A report published in the open-access journal PLOS Med by researchers at the Institute of Health and Wellbeing says care provision for stroke needs to be transformed so that the needs of patients rather than the needs of health-care systems are prioritised.
Prof Frances Mair, who led the study, said: "Treatment for, and rehabilitation from, stroke is a lengthy process that requires considerable personal investment from the patient.
"The treatment burden of self-care practices the patients must perform to follow the complicated management strategies that have been developed for this condition can often be overwhelming.

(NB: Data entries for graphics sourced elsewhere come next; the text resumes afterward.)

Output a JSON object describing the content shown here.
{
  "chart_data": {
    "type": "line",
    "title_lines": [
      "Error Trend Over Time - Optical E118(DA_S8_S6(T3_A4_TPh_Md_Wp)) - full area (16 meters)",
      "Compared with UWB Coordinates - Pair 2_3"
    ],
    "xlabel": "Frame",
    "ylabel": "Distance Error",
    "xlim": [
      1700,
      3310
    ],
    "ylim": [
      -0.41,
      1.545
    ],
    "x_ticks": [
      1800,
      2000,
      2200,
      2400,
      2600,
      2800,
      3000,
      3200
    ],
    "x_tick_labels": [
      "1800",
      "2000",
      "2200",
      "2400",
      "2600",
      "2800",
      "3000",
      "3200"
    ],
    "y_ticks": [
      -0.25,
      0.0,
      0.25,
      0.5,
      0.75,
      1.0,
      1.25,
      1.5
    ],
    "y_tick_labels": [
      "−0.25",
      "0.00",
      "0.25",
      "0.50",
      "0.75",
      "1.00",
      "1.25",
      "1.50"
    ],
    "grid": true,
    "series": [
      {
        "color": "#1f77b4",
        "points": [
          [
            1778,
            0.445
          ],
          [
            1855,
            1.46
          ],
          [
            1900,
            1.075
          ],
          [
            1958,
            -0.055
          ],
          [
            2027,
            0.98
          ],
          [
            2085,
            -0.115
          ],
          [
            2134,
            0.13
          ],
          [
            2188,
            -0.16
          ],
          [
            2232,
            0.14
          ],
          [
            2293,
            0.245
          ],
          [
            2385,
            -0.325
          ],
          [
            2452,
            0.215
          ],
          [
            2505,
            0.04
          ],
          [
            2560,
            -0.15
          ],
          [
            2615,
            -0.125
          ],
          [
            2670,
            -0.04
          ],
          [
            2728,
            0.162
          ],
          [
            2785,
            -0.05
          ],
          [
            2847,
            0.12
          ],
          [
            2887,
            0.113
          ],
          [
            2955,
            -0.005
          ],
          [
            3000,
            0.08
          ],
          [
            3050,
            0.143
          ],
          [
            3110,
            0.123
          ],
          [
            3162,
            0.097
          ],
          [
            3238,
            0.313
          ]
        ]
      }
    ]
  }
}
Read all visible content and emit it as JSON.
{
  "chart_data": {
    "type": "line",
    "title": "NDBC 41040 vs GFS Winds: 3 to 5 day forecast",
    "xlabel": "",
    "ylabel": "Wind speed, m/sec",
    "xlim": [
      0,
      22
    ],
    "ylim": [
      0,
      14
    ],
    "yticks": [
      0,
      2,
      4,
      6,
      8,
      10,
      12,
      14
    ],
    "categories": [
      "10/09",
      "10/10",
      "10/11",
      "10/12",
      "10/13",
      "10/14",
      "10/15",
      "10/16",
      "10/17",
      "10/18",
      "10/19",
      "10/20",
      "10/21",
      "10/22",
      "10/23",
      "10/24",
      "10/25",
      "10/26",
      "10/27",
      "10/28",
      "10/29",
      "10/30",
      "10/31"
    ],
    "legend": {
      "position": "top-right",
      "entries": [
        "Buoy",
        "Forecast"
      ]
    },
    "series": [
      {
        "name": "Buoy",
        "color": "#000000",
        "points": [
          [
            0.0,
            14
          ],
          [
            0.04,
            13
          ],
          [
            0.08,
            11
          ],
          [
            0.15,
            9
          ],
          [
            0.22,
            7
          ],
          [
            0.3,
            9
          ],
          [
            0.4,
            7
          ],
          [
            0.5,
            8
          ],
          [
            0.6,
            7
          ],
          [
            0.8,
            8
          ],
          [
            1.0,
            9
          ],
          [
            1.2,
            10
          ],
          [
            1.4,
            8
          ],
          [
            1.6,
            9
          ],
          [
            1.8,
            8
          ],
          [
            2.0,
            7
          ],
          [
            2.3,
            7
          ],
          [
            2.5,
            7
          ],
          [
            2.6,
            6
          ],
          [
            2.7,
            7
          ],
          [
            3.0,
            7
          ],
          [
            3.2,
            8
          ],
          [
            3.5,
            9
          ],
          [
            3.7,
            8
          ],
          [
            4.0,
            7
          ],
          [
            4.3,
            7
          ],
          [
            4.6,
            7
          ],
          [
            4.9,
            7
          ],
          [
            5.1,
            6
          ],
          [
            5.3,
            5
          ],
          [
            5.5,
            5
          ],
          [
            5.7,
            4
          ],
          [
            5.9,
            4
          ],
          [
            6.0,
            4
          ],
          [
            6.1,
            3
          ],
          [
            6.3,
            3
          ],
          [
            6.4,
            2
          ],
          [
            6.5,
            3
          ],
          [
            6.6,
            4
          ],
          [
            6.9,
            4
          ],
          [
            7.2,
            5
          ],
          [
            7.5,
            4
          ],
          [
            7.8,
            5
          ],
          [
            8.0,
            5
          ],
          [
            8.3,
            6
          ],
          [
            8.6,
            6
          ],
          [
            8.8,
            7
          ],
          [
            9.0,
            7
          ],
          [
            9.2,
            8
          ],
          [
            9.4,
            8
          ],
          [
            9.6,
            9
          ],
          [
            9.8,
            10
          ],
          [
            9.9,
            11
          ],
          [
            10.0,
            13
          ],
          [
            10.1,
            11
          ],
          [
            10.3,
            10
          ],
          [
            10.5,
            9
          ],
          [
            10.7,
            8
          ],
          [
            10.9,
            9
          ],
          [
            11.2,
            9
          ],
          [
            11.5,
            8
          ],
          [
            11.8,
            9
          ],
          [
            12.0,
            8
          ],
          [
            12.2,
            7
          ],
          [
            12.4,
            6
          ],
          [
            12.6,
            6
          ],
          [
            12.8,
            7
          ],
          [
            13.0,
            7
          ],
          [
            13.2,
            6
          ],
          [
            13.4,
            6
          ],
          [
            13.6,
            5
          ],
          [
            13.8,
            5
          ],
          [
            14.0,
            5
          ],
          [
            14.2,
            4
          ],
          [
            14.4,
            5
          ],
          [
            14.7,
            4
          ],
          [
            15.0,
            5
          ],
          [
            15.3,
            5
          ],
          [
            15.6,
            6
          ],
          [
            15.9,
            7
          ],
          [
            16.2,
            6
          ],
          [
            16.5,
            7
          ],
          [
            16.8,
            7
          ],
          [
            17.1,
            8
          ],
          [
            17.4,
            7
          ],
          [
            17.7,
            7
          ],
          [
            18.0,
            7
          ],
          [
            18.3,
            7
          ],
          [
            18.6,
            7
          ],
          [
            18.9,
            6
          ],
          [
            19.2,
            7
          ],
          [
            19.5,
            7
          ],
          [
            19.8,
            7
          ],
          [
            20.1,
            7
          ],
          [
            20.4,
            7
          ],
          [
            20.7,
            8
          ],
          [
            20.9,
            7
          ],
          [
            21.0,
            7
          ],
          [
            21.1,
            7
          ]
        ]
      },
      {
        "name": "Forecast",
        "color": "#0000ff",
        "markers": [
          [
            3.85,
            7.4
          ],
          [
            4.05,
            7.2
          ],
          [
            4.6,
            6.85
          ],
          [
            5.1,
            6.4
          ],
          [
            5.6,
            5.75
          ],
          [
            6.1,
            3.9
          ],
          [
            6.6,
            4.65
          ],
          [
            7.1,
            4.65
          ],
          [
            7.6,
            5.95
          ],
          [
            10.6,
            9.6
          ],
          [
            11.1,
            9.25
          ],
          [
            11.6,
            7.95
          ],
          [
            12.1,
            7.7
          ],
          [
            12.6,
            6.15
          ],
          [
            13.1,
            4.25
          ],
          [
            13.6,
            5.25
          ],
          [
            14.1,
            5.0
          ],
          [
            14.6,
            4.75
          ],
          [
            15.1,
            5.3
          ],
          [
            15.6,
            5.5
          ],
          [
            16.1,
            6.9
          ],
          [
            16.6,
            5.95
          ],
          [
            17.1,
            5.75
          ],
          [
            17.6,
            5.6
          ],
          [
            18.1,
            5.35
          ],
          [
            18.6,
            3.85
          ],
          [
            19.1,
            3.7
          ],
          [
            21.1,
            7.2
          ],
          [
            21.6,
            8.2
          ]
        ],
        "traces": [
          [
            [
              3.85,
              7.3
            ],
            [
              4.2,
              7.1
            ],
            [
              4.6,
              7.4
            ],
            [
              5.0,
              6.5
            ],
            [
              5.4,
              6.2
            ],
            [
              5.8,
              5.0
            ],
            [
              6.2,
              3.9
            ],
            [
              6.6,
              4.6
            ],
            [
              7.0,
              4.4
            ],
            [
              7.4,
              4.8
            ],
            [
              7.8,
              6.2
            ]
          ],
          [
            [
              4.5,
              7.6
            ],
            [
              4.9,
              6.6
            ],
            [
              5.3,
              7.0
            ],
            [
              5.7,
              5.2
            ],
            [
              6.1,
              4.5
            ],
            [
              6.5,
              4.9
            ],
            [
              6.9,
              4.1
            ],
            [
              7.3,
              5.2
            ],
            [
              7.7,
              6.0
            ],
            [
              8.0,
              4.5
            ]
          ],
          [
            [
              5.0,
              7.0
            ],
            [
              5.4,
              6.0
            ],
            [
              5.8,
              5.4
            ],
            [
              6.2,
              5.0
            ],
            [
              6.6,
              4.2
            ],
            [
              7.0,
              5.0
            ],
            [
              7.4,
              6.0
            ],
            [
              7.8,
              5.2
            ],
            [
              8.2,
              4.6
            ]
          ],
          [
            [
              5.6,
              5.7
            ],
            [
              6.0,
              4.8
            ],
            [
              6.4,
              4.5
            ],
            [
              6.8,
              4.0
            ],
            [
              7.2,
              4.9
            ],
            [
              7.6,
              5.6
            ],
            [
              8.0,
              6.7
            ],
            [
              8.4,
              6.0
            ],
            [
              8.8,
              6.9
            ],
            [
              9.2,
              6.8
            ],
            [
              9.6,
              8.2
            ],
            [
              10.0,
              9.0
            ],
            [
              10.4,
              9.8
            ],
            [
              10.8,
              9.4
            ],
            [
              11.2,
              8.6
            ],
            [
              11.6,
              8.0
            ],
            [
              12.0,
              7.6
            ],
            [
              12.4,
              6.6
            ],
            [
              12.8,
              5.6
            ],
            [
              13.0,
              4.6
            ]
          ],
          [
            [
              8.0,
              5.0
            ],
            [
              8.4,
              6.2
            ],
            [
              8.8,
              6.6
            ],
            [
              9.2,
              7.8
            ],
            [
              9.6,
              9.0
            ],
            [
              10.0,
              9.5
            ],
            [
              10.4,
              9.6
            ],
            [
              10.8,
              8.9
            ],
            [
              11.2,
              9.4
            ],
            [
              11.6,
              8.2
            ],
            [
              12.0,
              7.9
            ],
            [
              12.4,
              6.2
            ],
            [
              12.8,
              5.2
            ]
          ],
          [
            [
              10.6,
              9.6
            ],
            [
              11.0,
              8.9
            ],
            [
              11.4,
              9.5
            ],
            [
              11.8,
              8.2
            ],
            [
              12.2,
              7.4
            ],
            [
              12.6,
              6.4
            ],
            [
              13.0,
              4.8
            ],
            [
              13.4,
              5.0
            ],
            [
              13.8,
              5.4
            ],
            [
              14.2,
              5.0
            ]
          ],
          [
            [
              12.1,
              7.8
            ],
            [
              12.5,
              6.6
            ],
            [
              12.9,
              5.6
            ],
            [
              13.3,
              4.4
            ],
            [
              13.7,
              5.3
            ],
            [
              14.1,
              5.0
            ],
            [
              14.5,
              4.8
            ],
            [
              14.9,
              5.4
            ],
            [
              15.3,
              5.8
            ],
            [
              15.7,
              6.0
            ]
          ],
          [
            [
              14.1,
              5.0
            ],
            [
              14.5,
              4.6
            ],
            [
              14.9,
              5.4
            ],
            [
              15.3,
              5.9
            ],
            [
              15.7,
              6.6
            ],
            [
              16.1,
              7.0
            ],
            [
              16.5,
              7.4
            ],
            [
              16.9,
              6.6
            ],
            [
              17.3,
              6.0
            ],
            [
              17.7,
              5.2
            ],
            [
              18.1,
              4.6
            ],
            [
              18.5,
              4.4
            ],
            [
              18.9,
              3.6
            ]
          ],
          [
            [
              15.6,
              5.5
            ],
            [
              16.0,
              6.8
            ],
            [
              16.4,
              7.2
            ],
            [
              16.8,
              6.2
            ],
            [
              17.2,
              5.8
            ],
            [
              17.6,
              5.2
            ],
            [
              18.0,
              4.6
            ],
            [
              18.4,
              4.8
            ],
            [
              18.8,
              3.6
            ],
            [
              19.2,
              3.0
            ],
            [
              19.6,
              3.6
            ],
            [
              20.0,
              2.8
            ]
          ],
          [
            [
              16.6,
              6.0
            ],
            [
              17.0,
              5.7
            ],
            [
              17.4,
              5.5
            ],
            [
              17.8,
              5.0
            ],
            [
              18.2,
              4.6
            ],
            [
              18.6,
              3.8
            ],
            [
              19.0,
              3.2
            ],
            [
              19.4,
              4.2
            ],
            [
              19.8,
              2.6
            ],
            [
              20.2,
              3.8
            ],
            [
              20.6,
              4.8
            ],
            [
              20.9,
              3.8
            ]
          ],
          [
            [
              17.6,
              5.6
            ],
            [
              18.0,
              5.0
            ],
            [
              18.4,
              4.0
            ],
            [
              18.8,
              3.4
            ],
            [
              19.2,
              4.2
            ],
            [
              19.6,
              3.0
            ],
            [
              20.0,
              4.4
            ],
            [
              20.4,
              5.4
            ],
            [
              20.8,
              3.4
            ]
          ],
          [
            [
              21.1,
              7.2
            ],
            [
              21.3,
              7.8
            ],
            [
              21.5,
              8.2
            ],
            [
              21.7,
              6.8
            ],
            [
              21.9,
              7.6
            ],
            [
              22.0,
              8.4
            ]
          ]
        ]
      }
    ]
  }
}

The researchers analysed data in 69 qualitative studies dealing with the experience of stroke management and identified four main areas of treatment burden: Making sense of stroke management and planning care, Interacting with others, including health care professionals, family and other patients with stroke Enacting management strategies, Reflecting on management to make decisions about self-care.
Moreover, they identified problems in all these areas, including inadequate provision of information, poor communication with health care providers and unsatisfactory in-patient care.
"At the micro organisational level, fragmented care and poor communication between patients and clinicians and between health-care providers can mean patients are ill equipped to organise their care and develop coping strategies, which makes adherence to management strategies less likely.
"At the macro organisational level, it can be hard for patients to obtain the practical and financial help they need to manage their stroke in the community.
"Further work is required, however, to understand how the patient experience of treatment burden is affected by the clinical characteristics of stroke, by disability level, and by other co-existing diseases.